Wie steht es denn um die Umsetzung in Deutschland?

Mit der Smart-eID soll ab Herbst eine Ableitung des Personalausweises aufs Smartphone kommen. Außerdem engagiert sich die Bundesregierung im Konsortium POTENTIAL gemeinsam mit 19 weiteren Staaten beim EU Förderaufruf für „Large-Scale Pilots“ (LSP) mit der Umsetzung von Anwendungsfällen zur Pilotierung eIDAS-konformer Wallets. Deutschland ist hier im Lead beim Thema „SIM-Registrierung“ und „Mobiler Führerschein“. Die Bundesdruckerei unterstützt die LSP-Umsetzung im Auftrag des Bundesministeriums des Innern und für Heimat. Die grenzüberschreitende Umsetzung der Use Cases ist ab 2024, nationale Tests sind ab ca. Ende 2023 geplant.

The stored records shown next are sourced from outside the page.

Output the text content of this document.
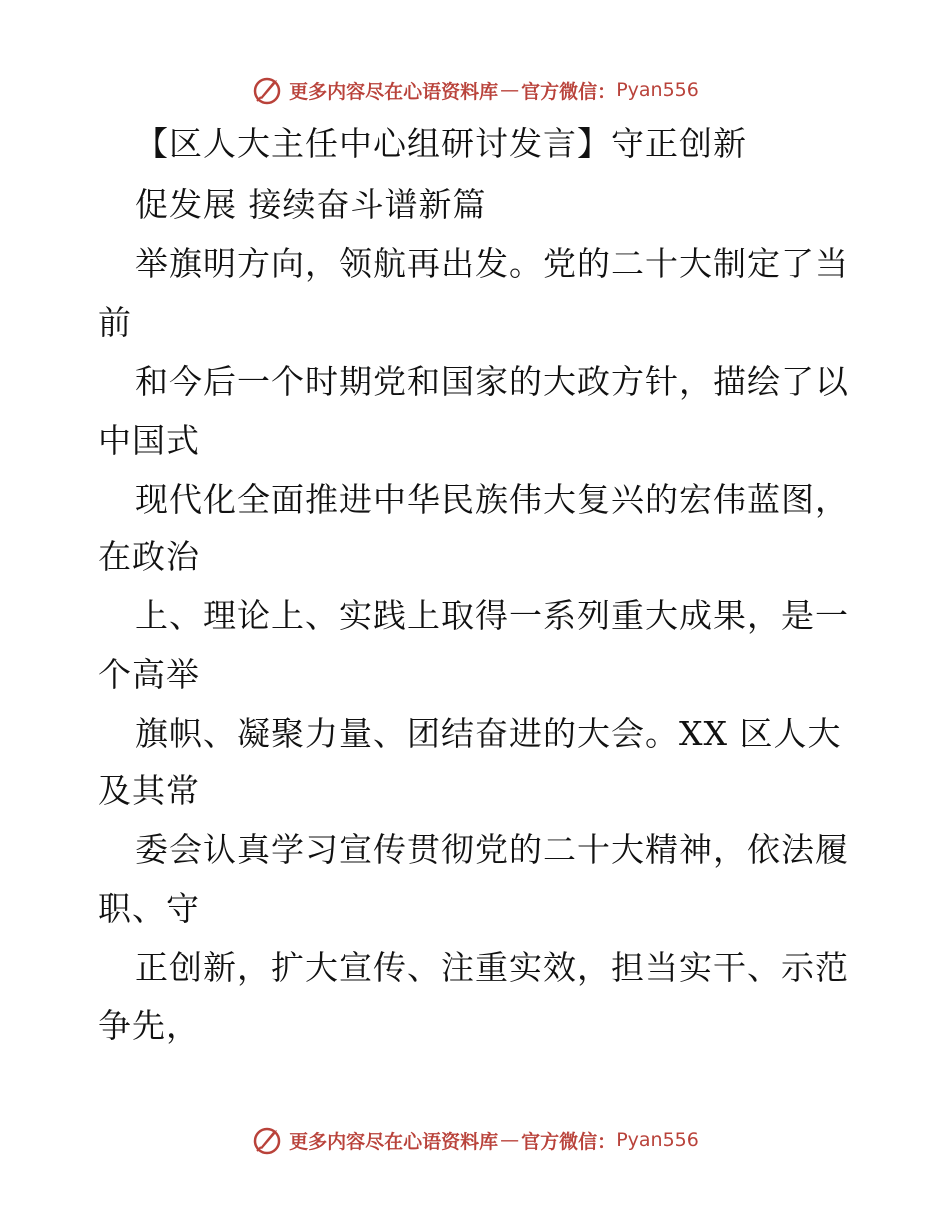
更多内容尽在心语资料库 — 官方微信： Pyan556
【区人大主任中心组研讨发言】守正创新
促发展 接续奋斗谱新篇
举旗明方向，领航再出发。党的二十大制定了当
前
和今后一个时期党和国家的大政方针，描绘了以
中国式
现代化全面推进中华民族伟大复兴的宏伟蓝图，
在政治
上、理论上、实践上取得一系列重大成果，是一
个高举
旗帜、凝聚力量、团结奋进的大会。XX 区人大
及其常
委会认真学习宣传贯彻党的二十大精神，依法履
职、守
正创新，扩大宣传、注重实效，担当实干、示范
争先，
更多内容尽在心语资料库 — 官方微信： Pyan556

Am Ende wird es wohl noch 26 weitere europäische ID-Wallets geben. Warum stellt die EU kein übergreifendes System zur Verfügung?

Tatsächlich gab es diese Option in der Roadmap der Europäischen Kommission. Ich glaube aber, sie hat erkannt, dass eine EU-Lösung in den Mitgliedstaaten nicht durchsetzbar ist. Identitäten sind eben ein klassisches nationalstaatliches Thema. Bisher existiert auch noch kein EU-Personalausweis. Insofern war es vernünftig, eher einen Rahmen für die Interoperabilität der verschiedenen nationalen Systeme zu schaffen. Eine Vereinheitlichung hätte darüber hinaus sowieso kaum Vorteile gehabt. Denn nicht alle Länder teilen die gleichen Vorstellungen zur Digitalisierung und zu digitalen Identitäten. Von daher: Es braucht natürlich ein bestimmtes Mindestniveau für die gegenseitige Anerkennung der ID-Wallets. Aber ein komplett einheitliches Modell wäre illusorisch gewesen. Dafür würde man jahrelang verhandeln und sich am Ende wahrscheinlich doch nicht einigen.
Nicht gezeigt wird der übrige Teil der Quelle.